同一価値労働同一賃金原則を用いた小売業の人事・処遇制度の分析(その2)

単著、共著の別

単著

年月日

2019/07/25

発行所等

跡見学園女子大学マネジメント学部

出版社

巻・号

第28号

開始ページ

35

終了ページ

100

査読の有無

概要

跡見学園女子大学マネジメント学部紀要第28号、35~100頁に所収。日本には、性別や雇用形態間において大きな格差があり、実効性のある政策を導入する必要性は高い。

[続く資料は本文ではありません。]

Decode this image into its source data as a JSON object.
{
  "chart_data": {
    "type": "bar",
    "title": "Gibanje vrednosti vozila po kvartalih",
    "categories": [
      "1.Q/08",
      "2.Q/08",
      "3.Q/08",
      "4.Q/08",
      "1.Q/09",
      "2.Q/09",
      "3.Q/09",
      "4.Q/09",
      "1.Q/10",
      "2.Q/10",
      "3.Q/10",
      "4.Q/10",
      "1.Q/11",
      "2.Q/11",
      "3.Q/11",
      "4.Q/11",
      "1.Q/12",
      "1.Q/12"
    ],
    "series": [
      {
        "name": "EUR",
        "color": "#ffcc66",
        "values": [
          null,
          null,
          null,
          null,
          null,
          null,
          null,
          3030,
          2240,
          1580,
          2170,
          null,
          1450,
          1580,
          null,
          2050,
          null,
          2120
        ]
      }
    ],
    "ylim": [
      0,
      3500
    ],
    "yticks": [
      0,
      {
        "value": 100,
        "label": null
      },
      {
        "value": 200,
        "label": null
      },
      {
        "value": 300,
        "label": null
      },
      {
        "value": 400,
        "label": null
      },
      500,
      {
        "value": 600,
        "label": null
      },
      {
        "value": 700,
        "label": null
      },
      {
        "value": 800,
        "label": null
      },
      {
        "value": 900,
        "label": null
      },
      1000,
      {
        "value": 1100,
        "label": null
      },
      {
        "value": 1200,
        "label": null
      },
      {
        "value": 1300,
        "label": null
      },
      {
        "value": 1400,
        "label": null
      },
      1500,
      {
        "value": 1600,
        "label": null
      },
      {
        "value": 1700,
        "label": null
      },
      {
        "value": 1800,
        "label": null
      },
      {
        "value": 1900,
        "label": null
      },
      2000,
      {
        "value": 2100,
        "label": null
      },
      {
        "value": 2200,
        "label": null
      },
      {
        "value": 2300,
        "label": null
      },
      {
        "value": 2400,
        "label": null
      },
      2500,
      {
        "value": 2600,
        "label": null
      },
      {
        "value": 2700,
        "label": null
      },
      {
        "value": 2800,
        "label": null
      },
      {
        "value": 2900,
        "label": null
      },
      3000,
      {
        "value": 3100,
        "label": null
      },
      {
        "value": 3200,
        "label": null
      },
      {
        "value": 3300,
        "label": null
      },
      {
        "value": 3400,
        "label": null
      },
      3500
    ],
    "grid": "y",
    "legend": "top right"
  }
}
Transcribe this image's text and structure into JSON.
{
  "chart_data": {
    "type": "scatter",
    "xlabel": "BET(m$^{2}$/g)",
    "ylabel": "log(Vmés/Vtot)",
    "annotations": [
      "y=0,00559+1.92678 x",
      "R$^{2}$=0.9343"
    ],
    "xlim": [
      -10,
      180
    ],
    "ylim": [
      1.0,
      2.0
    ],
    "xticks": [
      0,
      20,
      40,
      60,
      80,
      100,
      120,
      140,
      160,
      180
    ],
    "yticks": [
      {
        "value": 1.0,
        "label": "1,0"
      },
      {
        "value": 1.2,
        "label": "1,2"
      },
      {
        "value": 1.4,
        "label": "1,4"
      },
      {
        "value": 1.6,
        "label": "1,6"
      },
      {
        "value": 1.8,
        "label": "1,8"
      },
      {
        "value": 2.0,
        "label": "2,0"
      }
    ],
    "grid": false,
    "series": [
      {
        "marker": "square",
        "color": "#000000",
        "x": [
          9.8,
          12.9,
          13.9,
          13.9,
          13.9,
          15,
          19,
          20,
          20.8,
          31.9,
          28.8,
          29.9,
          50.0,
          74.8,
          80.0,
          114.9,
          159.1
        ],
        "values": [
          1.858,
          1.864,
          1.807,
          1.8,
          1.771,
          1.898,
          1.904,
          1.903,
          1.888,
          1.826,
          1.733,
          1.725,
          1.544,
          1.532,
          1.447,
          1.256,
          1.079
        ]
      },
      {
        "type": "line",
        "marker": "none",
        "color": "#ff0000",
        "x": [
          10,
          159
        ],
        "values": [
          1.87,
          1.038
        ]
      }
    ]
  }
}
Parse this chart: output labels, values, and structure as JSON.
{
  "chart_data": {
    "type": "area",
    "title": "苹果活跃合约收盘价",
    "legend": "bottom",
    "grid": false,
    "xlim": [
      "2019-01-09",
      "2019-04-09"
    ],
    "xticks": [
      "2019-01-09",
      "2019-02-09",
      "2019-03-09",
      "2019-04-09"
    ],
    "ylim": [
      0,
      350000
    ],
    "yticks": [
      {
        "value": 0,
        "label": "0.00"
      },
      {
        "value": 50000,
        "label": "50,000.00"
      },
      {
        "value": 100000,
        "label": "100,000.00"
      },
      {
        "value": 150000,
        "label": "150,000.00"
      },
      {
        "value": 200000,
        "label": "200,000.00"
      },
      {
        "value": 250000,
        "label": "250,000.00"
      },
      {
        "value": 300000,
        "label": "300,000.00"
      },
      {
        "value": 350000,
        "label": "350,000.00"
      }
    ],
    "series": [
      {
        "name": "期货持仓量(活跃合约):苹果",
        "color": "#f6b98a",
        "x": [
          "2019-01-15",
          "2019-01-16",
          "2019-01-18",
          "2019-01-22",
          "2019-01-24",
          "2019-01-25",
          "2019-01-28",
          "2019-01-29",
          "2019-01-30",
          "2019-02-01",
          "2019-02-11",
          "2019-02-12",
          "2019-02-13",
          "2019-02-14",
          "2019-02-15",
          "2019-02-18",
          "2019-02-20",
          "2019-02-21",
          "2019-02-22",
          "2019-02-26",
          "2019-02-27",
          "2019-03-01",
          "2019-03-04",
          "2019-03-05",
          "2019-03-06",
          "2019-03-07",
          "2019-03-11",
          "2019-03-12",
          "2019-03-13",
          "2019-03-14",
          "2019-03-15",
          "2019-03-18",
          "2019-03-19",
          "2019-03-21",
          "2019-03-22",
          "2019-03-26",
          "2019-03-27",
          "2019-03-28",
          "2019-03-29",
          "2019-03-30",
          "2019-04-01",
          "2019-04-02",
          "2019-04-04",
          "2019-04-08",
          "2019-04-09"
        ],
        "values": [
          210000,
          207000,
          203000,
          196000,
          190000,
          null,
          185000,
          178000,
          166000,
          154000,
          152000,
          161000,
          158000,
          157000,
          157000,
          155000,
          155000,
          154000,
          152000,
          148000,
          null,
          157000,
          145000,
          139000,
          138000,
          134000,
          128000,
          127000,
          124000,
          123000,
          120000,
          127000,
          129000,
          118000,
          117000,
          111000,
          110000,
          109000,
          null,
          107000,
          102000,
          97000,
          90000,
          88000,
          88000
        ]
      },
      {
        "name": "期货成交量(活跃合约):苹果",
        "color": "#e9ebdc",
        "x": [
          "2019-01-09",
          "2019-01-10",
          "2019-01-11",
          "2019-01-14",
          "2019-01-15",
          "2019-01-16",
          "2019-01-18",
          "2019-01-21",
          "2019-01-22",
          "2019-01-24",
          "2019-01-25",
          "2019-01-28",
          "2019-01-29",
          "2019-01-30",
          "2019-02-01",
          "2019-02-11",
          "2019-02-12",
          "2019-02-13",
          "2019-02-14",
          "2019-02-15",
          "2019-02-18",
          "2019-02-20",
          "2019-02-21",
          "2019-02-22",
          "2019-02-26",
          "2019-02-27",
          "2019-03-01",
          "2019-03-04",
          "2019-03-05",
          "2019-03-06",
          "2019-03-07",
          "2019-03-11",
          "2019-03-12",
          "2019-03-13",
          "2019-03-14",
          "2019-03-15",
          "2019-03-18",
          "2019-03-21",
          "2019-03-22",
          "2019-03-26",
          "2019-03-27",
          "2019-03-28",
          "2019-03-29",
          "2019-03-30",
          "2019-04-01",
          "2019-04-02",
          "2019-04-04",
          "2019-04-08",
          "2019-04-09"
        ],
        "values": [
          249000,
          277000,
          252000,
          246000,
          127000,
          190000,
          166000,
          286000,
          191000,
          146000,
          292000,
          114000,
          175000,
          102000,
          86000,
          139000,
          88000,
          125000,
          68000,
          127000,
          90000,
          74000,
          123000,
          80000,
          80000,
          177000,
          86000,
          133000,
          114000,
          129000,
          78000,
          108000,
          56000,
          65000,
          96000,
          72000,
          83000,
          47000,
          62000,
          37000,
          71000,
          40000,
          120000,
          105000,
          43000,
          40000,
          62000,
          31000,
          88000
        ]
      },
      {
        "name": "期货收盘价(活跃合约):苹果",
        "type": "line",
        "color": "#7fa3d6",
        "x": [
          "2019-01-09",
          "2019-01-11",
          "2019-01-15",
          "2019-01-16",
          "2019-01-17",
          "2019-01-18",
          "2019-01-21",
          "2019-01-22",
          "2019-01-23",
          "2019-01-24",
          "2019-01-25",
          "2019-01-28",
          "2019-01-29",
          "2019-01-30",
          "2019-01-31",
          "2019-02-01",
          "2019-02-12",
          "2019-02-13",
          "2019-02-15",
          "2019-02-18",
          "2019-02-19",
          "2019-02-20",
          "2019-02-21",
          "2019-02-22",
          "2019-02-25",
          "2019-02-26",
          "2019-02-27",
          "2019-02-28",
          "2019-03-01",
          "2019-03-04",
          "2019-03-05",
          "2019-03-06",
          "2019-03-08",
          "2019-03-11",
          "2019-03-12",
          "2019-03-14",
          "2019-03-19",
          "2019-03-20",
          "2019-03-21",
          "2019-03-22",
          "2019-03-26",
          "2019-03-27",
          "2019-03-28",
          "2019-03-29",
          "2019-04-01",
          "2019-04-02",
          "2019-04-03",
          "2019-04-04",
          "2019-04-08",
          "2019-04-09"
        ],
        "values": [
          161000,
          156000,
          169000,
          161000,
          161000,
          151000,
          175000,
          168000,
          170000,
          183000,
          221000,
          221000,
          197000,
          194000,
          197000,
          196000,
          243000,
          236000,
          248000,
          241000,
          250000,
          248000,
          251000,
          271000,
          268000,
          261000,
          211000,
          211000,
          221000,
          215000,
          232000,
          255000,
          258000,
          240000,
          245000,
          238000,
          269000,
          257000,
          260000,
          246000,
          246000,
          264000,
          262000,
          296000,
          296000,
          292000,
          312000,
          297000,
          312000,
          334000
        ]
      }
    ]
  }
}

本研究は、3つの生協で働く、管理的業務を担う正社員と非正社員を対象にした同一価値労働同一賃金原則に基づく職務分析・職務評価調査を用いて、小売業(生協)の人事・処遇制度の検討を行うものである。本稿では、調査対象の3つの生協の人事・処遇制度の概要をそれぞれ示し、職務評価点の詳細な分析を行なった。分析を通じて明らかになったのは、次の諸点である。①3生協ともに、程度の差はあるものの、正規職員の役職または等級ごとにみた職務評価点は、上位の役職等になるにつれ段階的に高まっている。②役職についていない正社員の一般担当者を基準に、1時間当たりの賃金と職務評価点の比率を算出すると、両者の比率はかなり似通っている。③ただし、正規職員の最下位の等級の労働者の賃金と、パート・アルバイト職員の賃金は、職務評価点よりも著しく低い。以上をまとめると、組織内において、正社員については、役職や等級別にみると、職務内容の高低と賃金額の間には一定程度均衡がとれていることがわかった。一般に日本型処遇制度においては、正社員について、処遇と職務内容が切り離されて運用されるといった柔軟性の観点から議論されることが多いが、職務の価値に応じた賃金支払いを、すでにある程度実現させていると思われる。このような、すでに適用されている組織内の公平性の基準を、いわゆる外部労働市場の賃金水準に強く影響されるといわれる新卒労働者やパート・アルバイト職員にまで、どのように広げていくかが問われている。